I once had the misfortune of working with some ‘Labor types’ in a commercial setting.

Didn’t they turn out to be a bunch of rapacious little capitalists! They had a cartoon image of what business is: shamelessly and greedily gouging customers.
My ‘comrades’ – few of whom remain in the commercial world – thought business was a big game and a bit of a hoot. One of them asked me to refer to him as a ‘businessman’. (I’ve never known a proper businessman who wants to be referred to as one.)
This election campaign is a reminder that Labor and left-wing types have – and always will have – a problem with money. They have complete contempt for it; a total lack of respect for it.
This contempt manifests itself in waste; and in this election campaign, Julia Gillard’s bizarre defense of ‘wasteful’ spending of other people’s money.
Most Labor people either loathe money, and especially people who have it, or think that it’s something you just ‘get’. The former is an old relic of tedious class warfare, grounded in an element of truth that greedy people aren’t always noble.
But it’s this ‘getting’ attitude that is, perhaps, most damaging. Watch Labor and left-wing types around money and they’re always getting: the unions ‘get’ money from their members, the politicians and their staffers ‘get’ money from taxpayers, their allies in the universities and in the arts ‘get’ grants, Labor-aligned lobbyists ‘get’ concessions for their clients.
What they’re not doing – particularly now they’ve abandoned their working class roots – is ‘earning’ or ‘creating’ money. I’m not talking about earning in the sense of getting a pay cheque, which of course union and party hacks all get; I’m talking about earning or creating by providing value to an employer or customer.
Earning or creating money is hard. You work long days for your boss, or create a great product that meets a customers need. When the money comes in you respect it, because it was so difficult to get the darn thing.
So when you see a government that takes the money, and shows lack of respect for it by wasting it and pissing it up against a wall, it’s infuriating.
Because Labor types don’t earn or create money, financial waste doesn’t matter as much to them. When Labor sees money they only see numbers to be manipulated. Earners and creators see time, sweat, risk, hard work, commitment.

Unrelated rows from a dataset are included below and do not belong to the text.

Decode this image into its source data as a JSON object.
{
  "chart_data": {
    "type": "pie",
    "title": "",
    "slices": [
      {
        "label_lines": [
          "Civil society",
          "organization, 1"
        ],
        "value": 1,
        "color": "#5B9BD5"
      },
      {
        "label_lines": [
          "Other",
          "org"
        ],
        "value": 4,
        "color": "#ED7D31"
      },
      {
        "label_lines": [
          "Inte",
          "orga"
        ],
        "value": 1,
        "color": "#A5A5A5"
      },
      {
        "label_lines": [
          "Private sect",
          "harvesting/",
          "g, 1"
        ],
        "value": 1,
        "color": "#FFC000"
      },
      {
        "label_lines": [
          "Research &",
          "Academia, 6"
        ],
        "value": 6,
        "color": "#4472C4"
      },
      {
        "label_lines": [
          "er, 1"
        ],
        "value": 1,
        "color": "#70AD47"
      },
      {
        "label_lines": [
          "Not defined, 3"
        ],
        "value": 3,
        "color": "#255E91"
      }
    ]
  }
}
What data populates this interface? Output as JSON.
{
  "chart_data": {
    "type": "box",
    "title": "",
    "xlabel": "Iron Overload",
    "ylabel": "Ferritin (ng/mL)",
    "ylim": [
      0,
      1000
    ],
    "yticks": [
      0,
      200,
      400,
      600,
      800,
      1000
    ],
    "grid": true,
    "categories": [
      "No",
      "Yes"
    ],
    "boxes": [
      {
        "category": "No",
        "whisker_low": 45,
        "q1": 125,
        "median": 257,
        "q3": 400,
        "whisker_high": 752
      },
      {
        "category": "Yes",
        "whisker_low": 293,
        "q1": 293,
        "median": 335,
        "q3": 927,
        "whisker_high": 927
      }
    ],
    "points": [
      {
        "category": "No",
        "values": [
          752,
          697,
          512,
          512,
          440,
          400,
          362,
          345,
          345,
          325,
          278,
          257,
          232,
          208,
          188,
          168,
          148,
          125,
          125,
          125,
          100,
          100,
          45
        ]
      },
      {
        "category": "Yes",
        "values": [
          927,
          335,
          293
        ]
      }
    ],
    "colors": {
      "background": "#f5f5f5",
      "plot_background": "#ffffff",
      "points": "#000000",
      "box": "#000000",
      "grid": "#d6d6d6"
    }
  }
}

Labor’s warped attitude to money is why we can have the schools building program waste, the bungled home insulation scheme, and the oversized stimulus package.
It’s why Julia Gillard in defending the school halls program has effectively said financial waste is fine so long as it stimulates the economy and saves jobs.
This strange financial moral equivalence was given intellectual credence by left-wing economist Joseph Stiglitz who said there “will always be some” waste with stimulus packages. Well, there always will be, Joseph, if Labor governments are implementing them.
But the left’s attitude to money is also why the 7.30 Report’s Kerry O’Brien seemed to think the $20 billion difference between what the Coalition would have spent stimulating the economy during the GFC, and what the government spent, was neither here nor there.
Where would $20 billion come from? From hundreds of millions of hours of Australian’s working and earning time: of electricians fixing, bakers baking, writers writing, salesmen selling. As Tony Abbott said: “$25 billion – that’s quite a lot of money.”
It’s clear during this election Australians are keen to give Labor the benefit of the doubt. But when it comes to Labor and money, Labour and financial discipline and respect for taxpayer money, the doubts are considerable.